In this example, git push --force main matches both rules. The deny (priority 2) overrides the allow (priority 0), so the command is blocked.

AspectAWS IAMrunok
Explicit denyAlways winsAlways wins
AllowPermits unless deniedPermits unless denied or asked
DefaultImplicit deny (block)Configurable via defaults.action
Ask (confirmation)Not applicableMiddle tier between allow and deny

The key difference is that runok adds an ask tier between allow and deny, and the default action is configurable rather than fixed to deny.

When no rule matches a command, the action is resolved immediately to the configured defaults.action:

defaults:
action: ask # "allow", "deny", or "ask"

If defaults.action is not set, it defaults to ask.

Because unmatched commands are resolved at evaluation time, they participate directly in the Explicit Deny Wins comparison at their effective restriction level. For example, during compound command evaluation, an unmatched sub-command resolved to ask (priority 1) will correctly outrank an allow (priority 0) sub-command.

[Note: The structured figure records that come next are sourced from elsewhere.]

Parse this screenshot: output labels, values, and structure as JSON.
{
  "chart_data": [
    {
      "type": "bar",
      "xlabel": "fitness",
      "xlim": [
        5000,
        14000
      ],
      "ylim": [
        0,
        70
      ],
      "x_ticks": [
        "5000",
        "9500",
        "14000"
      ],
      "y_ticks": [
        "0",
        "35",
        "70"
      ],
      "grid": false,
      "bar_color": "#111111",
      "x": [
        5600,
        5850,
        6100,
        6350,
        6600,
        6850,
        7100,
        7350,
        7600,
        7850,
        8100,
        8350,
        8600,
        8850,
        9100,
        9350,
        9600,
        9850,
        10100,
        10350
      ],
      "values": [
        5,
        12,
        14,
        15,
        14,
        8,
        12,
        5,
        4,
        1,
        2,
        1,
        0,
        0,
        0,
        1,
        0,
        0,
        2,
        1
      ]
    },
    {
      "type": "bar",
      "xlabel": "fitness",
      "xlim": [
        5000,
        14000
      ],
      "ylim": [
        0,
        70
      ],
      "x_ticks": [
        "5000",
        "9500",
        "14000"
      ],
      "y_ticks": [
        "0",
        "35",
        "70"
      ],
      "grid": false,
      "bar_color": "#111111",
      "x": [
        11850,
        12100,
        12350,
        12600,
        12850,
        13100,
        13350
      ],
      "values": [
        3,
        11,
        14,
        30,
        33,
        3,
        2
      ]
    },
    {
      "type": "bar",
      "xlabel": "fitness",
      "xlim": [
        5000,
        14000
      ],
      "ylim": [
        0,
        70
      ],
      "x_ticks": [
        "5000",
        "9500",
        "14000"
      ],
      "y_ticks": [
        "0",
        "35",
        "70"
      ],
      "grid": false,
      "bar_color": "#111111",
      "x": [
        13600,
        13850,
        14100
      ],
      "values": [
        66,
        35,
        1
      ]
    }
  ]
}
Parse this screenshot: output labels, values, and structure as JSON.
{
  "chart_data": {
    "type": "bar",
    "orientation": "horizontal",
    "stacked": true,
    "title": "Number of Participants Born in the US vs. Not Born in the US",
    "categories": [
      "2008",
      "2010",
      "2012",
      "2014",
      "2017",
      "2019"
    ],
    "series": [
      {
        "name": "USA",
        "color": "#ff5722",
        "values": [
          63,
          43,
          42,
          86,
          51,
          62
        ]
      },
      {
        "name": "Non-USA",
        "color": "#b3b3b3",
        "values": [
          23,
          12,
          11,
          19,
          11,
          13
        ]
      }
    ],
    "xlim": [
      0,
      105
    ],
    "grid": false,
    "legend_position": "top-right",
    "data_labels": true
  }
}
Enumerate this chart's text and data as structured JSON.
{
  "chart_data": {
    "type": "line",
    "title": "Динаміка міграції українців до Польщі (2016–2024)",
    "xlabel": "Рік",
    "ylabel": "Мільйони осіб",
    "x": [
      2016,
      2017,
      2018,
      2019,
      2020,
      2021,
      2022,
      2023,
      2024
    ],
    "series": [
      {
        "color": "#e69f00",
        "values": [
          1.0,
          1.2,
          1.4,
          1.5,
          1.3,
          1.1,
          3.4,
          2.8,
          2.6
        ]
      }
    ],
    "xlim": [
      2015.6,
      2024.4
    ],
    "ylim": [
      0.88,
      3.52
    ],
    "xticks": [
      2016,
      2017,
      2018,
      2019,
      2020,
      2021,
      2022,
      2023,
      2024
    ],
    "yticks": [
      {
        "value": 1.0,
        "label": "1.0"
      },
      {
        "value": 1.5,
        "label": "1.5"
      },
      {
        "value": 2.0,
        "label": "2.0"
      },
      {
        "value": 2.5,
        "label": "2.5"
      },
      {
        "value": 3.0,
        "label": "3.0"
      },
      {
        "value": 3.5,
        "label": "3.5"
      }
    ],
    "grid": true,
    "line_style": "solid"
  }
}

When a command matches a definitions.wrappers pattern (e.g., sudo <cmd>), the wrapped command is extracted and evaluated recursively. The result from the wrapped command evaluation is then merged with any direct rule matches using the same Explicit Deny Wins logic.

For example:

definitions:
wrappers:
- 'sudo <cmd>'
rules:
- allow: 'sudo *'
- deny: 'rm -rf /'

When evaluating sudo rm -rf /:

  1. allow: "sudo *" matches directly (priority 0).
  2. sudo <cmd> extracts the wrapped command rm -rf / and evaluates it recursively.
  3. deny: "rm -rf /" matches the wrapped command (priority 2).
  4. The results are merged: deny (priority 2) wins over allow (priority 0).

The command is denied.

For a single command, the sandbox preset is taken from whichever rule wins the Explicit Deny Wins comparison. The sandbox preset does not affect the priority comparison itself — it is carried along with the winning action.

rules:
- allow: 'npm install *'
sandbox: restricted-network

For compound commands, sandbox presets from all sub-commands are merged using a strictest intersection strategy.